Los días siguientes fueron un torbellín de preocupación. Mateo parecía mejorar por momentos, solo para recaer con más fuerza. Ana y Javier apenas dormían, turnándose para estar a su lado, limpiándole la frente, contándole cuentos para mantenerlo despierto. Pero lo que no sabían era que la enfermedad ya había comenzado a extender sus garras más allá del pequeño cuerpo de su hijo.
Una mañana, mientras Ana preparaba un caldo para Mateo, sintió un escalofrío recorrerle la espalda. Al principio lo ignoró, achacándolo al cansancio, pero para la noche estaba temblando bajo las mantas, con la piel ardiendo. Javier, al verla así, sintió que el mundo se le venía abajo. Intentó mantener la calma, pero al día siguiente él también empezó a toser, una tos que le arrancaba el aliento.
“Esto no puede estar pasando”, murmuró Javier, apoyado contra la pared, mientras Ana yacía en la cama junto a Mateo. Los tres, ahora, estaban enfermos.
El doctor Vargas regresó, alarmado al ver el estado de la familia. “Es la fiebre del río, sin duda”, dijo. “Parece que Mateo la trajo a casa, y ustedes… la han contraído. Es muy contagiosa. Necesitan medicinas fuertes, pero no las tengo aquí. Intentaré llegar a la ciudad, pero no sé si lo lograré a tiempo.”
Javier, con la poca fuerza que le quedaba, le rogó: “Salve a mi hijo, doctor. Si solo puede salvar a uno, que sea él.”
Ana, desde la cama, susurró entre lágrimas: “No, Javier… todos vamos a salir de esto. Todos.”

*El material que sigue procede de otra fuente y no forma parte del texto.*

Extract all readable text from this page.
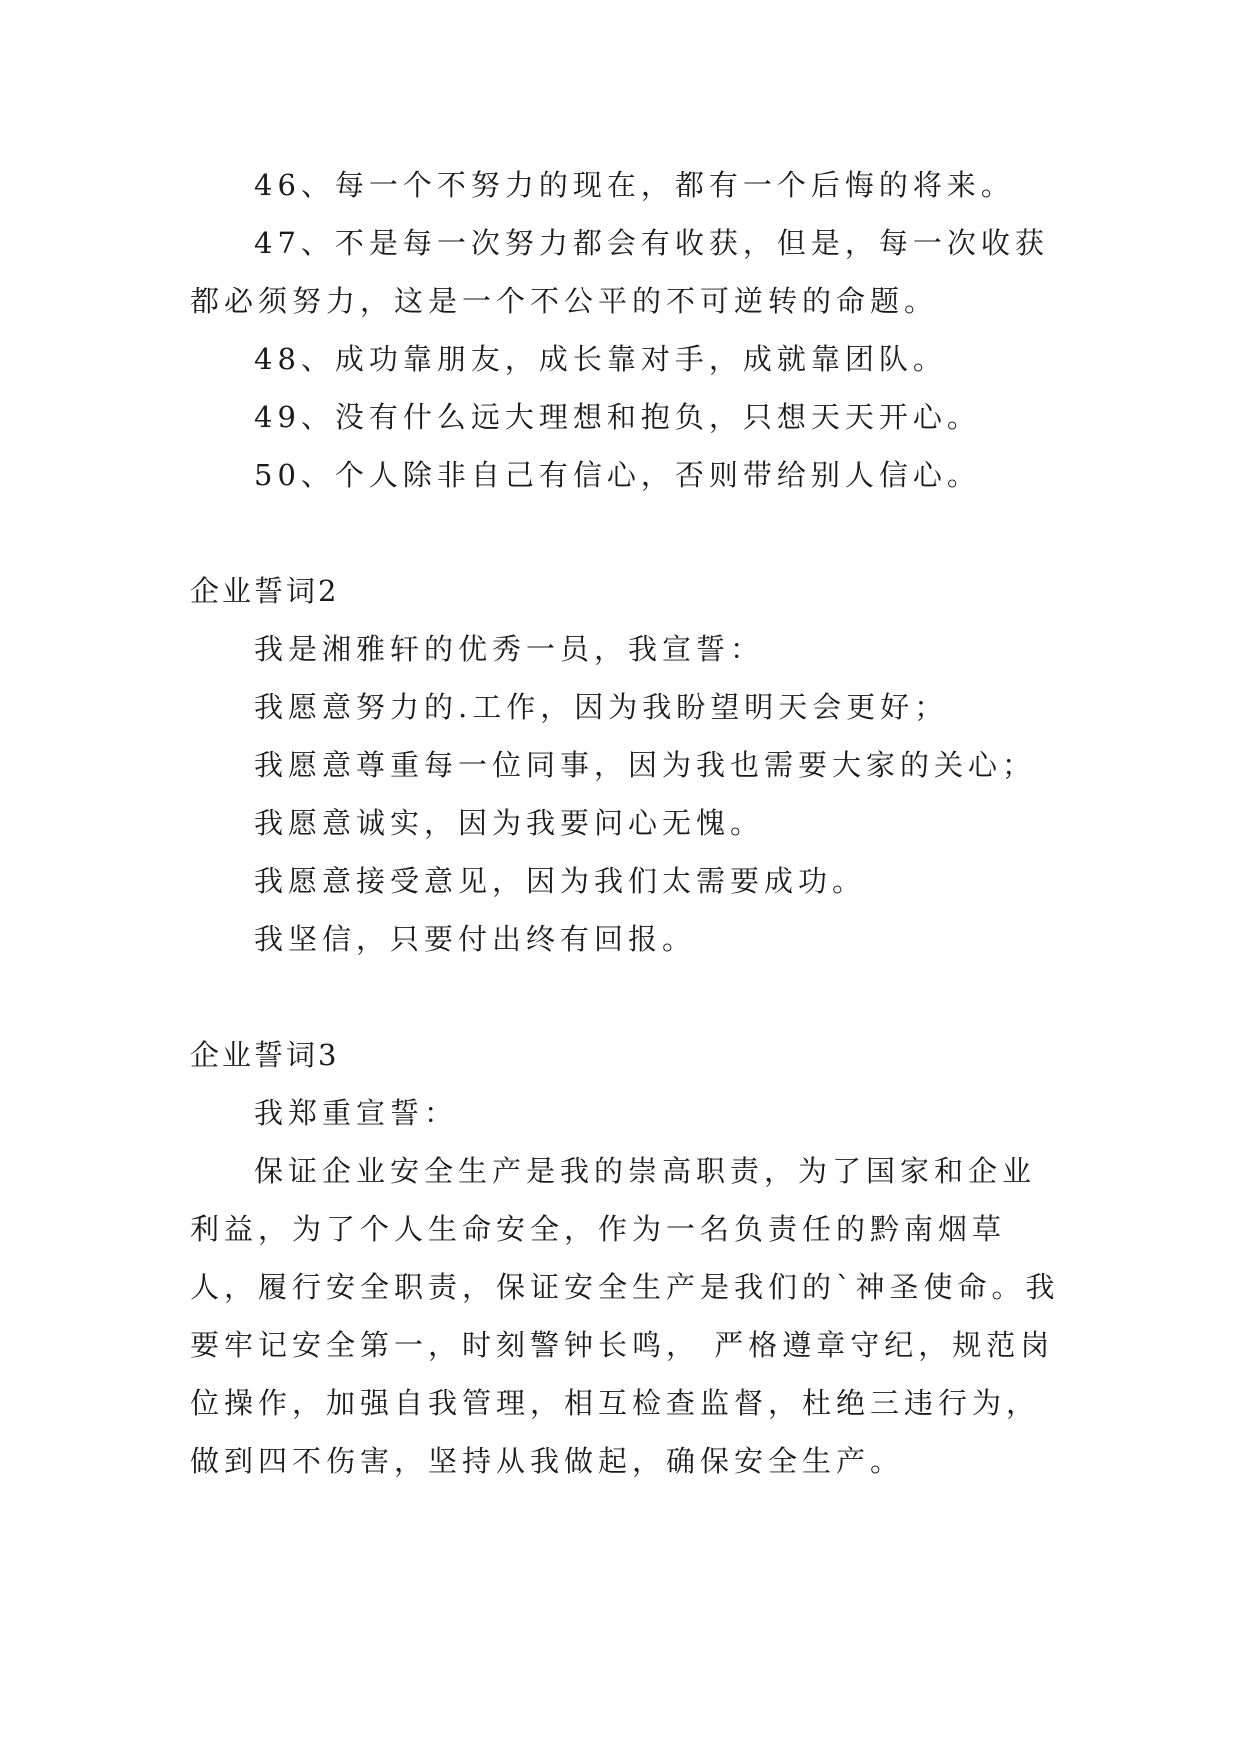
46、每一个不努力的现在，都有一个后悔的将来。

47、不是每一次努力都会有收获，但是，每一次收获都必须努力，这是一个不公平的不可逆转的命题。

48、成功靠朋友，成长靠对手，成就靠团队。

49、没有什么远大理想和抱负，只想天天开心。

50、个人除非自己有信心，否则带给别人信心。

企业誓词2

我是湘雅轩的优秀一员，我宣誓：

我愿意努力的.工作，因为我盼望明天会更好；

我愿意尊重每一位同事，因为我也需要大家的关心；

我愿意诚实，因为我要问心无愧。

我愿意接受意见，因为我们太需要成功。

我坚信，只要付出终有回报。

企业誓词3

我郑重宣誓：

保证企业安全生产是我的崇高职责，为了国家和企业利益，为了个人生命安全，作为一名负责任的黔南烟草人，履行安全职责，保证安全生产是我们的`神圣使命。我要牢记安全第一，时刻警钟长鸣， 严格遵章守纪，规范岗位操作，加强自我管理，相互检查监督，杜绝三违行为，做到四不伤害，坚持从我做起，确保安全生产。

Pero la realidad era cruel. La enfermedad avanzaba rápido, devorando sus fuerzas. Los pulmones de Ana se llenaban de un silbido constante, y Javier apenas podía levantarse para traer agua. Mateo, aunque débil, parecía resistir un poco más, como si su pequeño cuerpo aún luchara por aferrarse a la vida.
Una noche, bajo una luna pálida que apenas iluminaba la habitación, Javier tomó la mano de Ana. Sus dedos temblaban, pero su agarre era firme. “Te amo”, le dijo, con la voz rota. “Siempre te he amado. Si nos vamos, que sea juntos.”
Ana sonrió débilmente, las lágrimas rodando por sus mejillas. “Y yo a ti. Pero Mateo… ¿quién cuidará de él?”
“Él es fuerte”, respondió Javier. “Más fuerte que nosotros. Sobrevivirá.”
Esa noche, mientras Mateo dormía entre ellos, Javier y Ana se despidieron en silencio. Sus respiraciones se volvieron más lentas, más débiles, hasta que, tomados de la mano, dejaron de respirar. El amor que los unía no se apagó; simplemente se trasladó a otro plano, dejando atrás un mundo que ya no podían habitar.
A la mañana siguiente, el doctor Vargas llegó con las medicinas, exhausto tras el viaje. Encontró la casa en silencio, un silencio que le heló la sangre. Al entrar, vio a Javier y Ana inmóviles, aún tomados de la mano, y a Mateo, pálido pero respirando, acurrucado entre ellos. Las medicinas llegaron demasiado tarde para los padres, pero no para el niño.
Mateo sobrevivió. La fiebre cedió poco a poco, y el doctor lo llevó a vivir con una tía lejana en otro pueblo. Creció marcado por la pérdida, pero también por el amor inmenso que sus padres le dejaron como herencia. A veces, sentado junto al río, juraba escuchar sus voces en el viento, diciéndole que nunca estaría solo mientras llevara su amor en el corazón.